Artificial intelligence (AI) is transforming healthcare in various ways, from improving data flow and recognizing structured and unstructured data to generating insights and identifying patterns that might elude manual efforts. According to a December 2021 survey by Optum, 85% of healthcare executives have an AI strategy, and almost half of them now use the technology.
AI is playing a significant role in improving healthcare outcomes, such as addressing chronic illness, workforce shortages, and hospital readmissions. For instance, Amazon HealthLake is a service that enables searching and querying of unstructured data, which can help healthcare professionals structure and index unstructured information like X-rays and medical records attached to slides.
Moreover, machine learning (ML) and natural language processing (NLP) help healthcare organizations understand the meaning of clinical data. For example, the Children’s Hospital of Philadelphia used Amazon Comprehend Medical to integrate and facilitate the sharing of genomic, clinical, and imaging data to help researchers cross-analyze diseases, develop new hypotheses, and make discoveries.
Similarly, the Fred Hutchinson Cancer Center in Seattle used NLP in Amazon Comprehend Medical to review mountains of unstructured clinical record data at scale to quickly match patients with clinical cancer studies. NLP helped physicians review about 10,000 medical charts per hour to find patients with the right inclusion criteria, removing the “heavy lifting.”

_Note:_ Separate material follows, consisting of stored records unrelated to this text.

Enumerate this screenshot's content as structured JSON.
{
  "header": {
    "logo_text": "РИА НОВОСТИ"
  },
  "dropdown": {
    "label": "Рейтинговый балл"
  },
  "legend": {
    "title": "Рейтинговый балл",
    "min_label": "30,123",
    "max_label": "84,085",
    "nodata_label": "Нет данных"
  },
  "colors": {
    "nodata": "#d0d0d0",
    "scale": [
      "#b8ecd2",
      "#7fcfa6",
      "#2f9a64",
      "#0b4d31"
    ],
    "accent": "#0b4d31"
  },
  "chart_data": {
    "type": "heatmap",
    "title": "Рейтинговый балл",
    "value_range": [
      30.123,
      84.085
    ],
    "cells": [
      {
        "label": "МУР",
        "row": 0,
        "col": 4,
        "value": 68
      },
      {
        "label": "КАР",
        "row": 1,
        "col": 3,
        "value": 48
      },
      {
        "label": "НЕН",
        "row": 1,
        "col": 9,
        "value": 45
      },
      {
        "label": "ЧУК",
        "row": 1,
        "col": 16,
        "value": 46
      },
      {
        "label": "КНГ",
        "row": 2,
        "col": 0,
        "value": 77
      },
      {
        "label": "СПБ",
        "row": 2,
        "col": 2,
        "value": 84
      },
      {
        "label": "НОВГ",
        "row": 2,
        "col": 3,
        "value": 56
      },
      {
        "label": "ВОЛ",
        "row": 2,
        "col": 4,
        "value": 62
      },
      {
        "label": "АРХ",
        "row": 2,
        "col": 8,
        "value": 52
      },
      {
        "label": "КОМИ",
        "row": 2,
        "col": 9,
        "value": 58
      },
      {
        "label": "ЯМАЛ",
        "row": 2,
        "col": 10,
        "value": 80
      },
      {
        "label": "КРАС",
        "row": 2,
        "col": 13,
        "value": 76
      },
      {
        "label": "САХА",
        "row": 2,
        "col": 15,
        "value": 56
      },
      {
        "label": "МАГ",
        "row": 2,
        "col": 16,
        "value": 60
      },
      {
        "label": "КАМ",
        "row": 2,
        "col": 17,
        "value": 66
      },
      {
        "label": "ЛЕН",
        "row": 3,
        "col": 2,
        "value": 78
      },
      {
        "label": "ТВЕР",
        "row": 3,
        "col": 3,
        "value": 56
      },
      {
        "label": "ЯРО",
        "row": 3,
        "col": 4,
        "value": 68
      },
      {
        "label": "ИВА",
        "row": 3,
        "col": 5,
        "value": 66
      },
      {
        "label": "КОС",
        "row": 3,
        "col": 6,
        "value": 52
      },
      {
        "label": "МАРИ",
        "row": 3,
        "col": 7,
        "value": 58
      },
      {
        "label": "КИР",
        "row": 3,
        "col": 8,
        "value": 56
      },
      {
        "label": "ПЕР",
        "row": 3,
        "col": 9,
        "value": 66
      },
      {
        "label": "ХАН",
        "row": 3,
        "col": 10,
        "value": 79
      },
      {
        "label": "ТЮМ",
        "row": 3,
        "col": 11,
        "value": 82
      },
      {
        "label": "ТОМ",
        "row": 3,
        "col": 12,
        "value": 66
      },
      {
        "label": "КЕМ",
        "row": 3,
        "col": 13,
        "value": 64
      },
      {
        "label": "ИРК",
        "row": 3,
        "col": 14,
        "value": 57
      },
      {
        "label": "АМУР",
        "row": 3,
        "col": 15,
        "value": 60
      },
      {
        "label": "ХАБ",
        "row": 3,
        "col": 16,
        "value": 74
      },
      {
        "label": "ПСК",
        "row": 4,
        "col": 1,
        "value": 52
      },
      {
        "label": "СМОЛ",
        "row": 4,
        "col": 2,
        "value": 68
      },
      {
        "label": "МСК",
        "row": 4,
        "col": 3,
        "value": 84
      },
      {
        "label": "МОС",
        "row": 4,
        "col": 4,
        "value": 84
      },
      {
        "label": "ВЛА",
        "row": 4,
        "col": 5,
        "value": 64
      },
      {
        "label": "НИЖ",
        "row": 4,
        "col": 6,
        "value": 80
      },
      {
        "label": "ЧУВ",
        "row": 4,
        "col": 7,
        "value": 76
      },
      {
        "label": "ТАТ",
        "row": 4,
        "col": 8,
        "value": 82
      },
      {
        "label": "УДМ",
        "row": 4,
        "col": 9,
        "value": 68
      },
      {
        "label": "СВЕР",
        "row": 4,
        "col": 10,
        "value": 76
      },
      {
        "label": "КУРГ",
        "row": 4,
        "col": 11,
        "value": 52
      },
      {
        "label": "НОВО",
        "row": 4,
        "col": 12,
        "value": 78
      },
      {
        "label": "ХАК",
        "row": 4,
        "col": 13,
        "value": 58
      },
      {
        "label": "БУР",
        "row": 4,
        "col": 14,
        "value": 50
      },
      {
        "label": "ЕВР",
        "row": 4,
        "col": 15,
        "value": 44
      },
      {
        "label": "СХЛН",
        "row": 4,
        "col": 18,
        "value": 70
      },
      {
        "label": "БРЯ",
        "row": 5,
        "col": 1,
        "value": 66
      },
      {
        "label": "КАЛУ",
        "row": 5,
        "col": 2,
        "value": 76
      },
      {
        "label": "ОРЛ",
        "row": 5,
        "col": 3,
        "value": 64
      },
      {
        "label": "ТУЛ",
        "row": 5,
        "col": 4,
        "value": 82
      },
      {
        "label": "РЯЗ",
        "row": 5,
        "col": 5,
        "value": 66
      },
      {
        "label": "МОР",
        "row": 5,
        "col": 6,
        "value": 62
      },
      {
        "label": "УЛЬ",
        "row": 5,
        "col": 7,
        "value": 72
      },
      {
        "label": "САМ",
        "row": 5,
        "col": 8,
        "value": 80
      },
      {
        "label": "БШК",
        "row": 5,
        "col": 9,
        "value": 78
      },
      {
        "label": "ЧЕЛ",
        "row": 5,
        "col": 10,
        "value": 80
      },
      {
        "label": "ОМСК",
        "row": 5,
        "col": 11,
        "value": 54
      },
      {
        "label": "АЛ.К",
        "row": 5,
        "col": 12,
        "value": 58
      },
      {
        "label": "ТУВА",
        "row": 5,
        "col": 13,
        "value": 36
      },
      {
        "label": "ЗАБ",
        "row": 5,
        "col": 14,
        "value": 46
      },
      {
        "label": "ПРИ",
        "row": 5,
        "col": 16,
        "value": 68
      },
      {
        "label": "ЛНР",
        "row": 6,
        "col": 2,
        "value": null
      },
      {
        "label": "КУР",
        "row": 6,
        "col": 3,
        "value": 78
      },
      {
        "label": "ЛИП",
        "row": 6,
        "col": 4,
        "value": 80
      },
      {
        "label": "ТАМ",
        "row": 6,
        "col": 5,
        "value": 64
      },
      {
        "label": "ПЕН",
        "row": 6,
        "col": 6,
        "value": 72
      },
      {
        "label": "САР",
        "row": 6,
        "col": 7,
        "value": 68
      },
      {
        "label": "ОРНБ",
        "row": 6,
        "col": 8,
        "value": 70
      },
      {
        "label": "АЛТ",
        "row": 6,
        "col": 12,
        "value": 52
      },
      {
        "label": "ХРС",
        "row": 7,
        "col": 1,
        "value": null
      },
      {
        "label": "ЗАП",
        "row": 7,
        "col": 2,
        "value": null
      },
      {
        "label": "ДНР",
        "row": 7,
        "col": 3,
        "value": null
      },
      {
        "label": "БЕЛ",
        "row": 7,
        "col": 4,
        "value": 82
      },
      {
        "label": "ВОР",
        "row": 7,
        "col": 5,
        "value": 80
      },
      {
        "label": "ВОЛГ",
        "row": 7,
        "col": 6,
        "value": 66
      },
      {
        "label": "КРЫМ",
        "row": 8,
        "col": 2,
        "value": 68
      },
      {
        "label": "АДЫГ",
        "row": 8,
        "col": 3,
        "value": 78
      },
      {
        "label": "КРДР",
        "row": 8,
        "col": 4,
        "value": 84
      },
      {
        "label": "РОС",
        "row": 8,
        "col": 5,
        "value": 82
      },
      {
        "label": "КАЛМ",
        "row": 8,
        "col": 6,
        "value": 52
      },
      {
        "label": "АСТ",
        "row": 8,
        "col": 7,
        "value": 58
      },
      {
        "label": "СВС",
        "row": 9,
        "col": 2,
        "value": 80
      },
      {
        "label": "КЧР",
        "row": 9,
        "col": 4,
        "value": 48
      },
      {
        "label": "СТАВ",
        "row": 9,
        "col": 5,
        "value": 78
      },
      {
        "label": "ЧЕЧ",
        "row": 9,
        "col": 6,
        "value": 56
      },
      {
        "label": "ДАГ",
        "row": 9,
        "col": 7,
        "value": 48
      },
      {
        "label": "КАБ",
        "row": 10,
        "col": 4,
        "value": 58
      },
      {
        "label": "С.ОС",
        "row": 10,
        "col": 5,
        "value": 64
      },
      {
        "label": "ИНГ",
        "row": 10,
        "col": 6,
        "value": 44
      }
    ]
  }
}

AI is also helping doctors diagnose and manage kidney disease and predict trajectories for kidney patients. Nephrologists and other medical disciplines use AI and ML to assess images from radiology or histopathology, as well as images taken by smartphones to diagnose a patient’s condition.
In summary, AI is transforming healthcare by enabling targeted diagnostics, personalized care, and improved patient outcomes. With the help of ML, NLP, and conversational AI, healthcare professionals can structure and index unstructured data, understand the meaning of clinical data, and generate insights that might elude manual efforts.